Many Americans continue to believe that courts are where justice is done. It’s easy to make that mistake since the courts are usually part of an organization with the word justice in its title. However, courts aren’t where justice is served, courts are where slaves go to beg their masters for leniency or to beg them to inflict harm on another. Sometimes these masters are kind to the slaves, other times they are not:
In Tarrant County, Tex., defendants are sometimes strapped with a stun belt around their legs. The devices are used to deliver a shock in the event the person gets violent or attempts to escape.
But in the case of Terry Lee Morris, the device was used as punishment for refusing to answer a judge’s questions properly during his 2014 trial on charges of soliciting sexual performance from a 15-year-old girl, according to an appeals court. In fact, the judge shocked Morris three times, sending thousands of volts coursing through his body. It scared him so much that Morris never returned for the remainder of his trial and almost all of his sentencing hearing.
The action stunned the Texas Eighth Court of Appeals in El Paso, too. It has now thrown out Morris’s conviction on the grounds that the shocks, and Morris’s subsequent removal from the courtroom, violated his constitutional rights. Since he was too scared to come back to the courtroom, the court held that the shocks effectively barred him from attending his own trial, in violation of the Constitution’s Sixth Amendment, which guarantees a defendant’s right to be present and confront witnesses during a trial.
While it’s nice that the case was thrown out, merely throwing the case out won’t solve the long term problem. The judge in question was found to have violated an individual’s constitutional rights by physically assaulting him to such a degree that the individual was afraid to return to the courtroom. Unless the judge faces consequences for his actions, there is nothing dissuading him or other judges from doing the same thing or worse in the future.

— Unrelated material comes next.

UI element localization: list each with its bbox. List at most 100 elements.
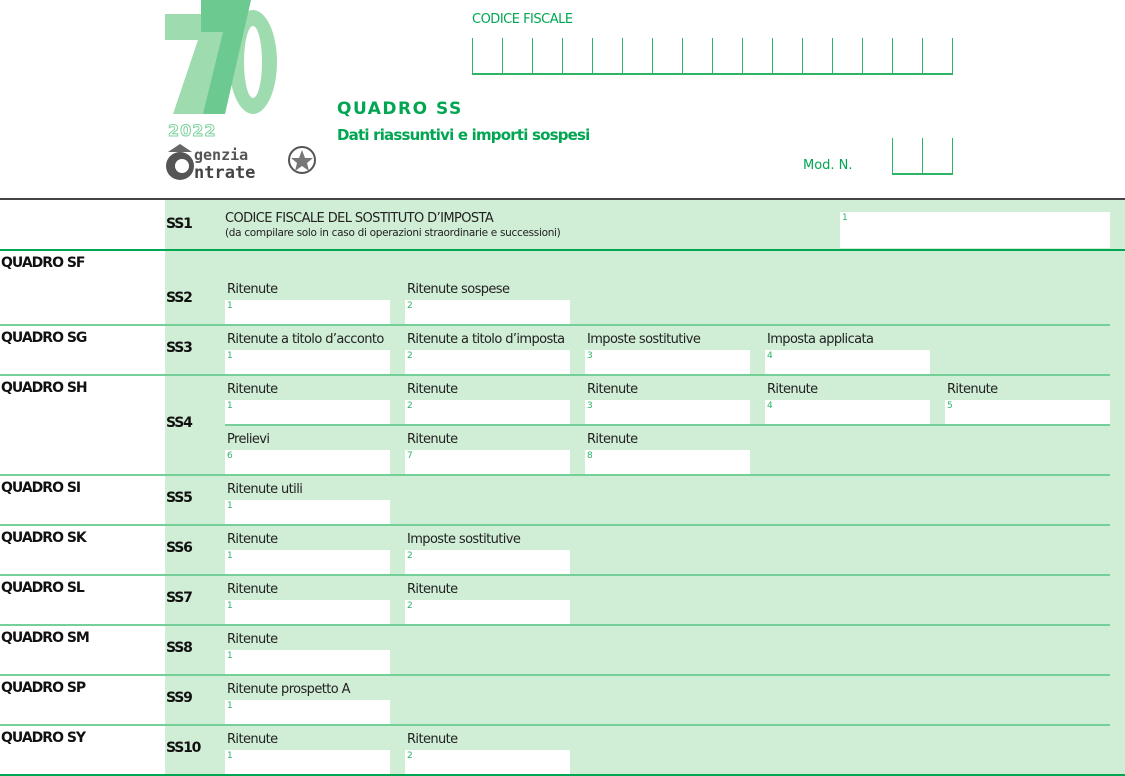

A major problem with today’s “justice” system is the professional immunity culture. So long as a government agent in the “justice” system is acting in their official capacity, they are basically immune from suffering consequences for bad actions. Officers routinely get away with perjury. Prosecutors routinely get away with withholding evidence that might help the defense. Judges routinely get away with violating the constitutional rights of individuals in their courtrooms. The lack of consequences creates an environment where others feel safe performing misdeeds themselves. There is no hope of reforming the system unless this culture of professional immunity is dealt with but it won’t be dealt with because the people charged with holding members of the “justice” system accountable are also members of the “justice” system. Not surprisingly, whenever the “justice” system investigates itself it finds that it did nothing wrong.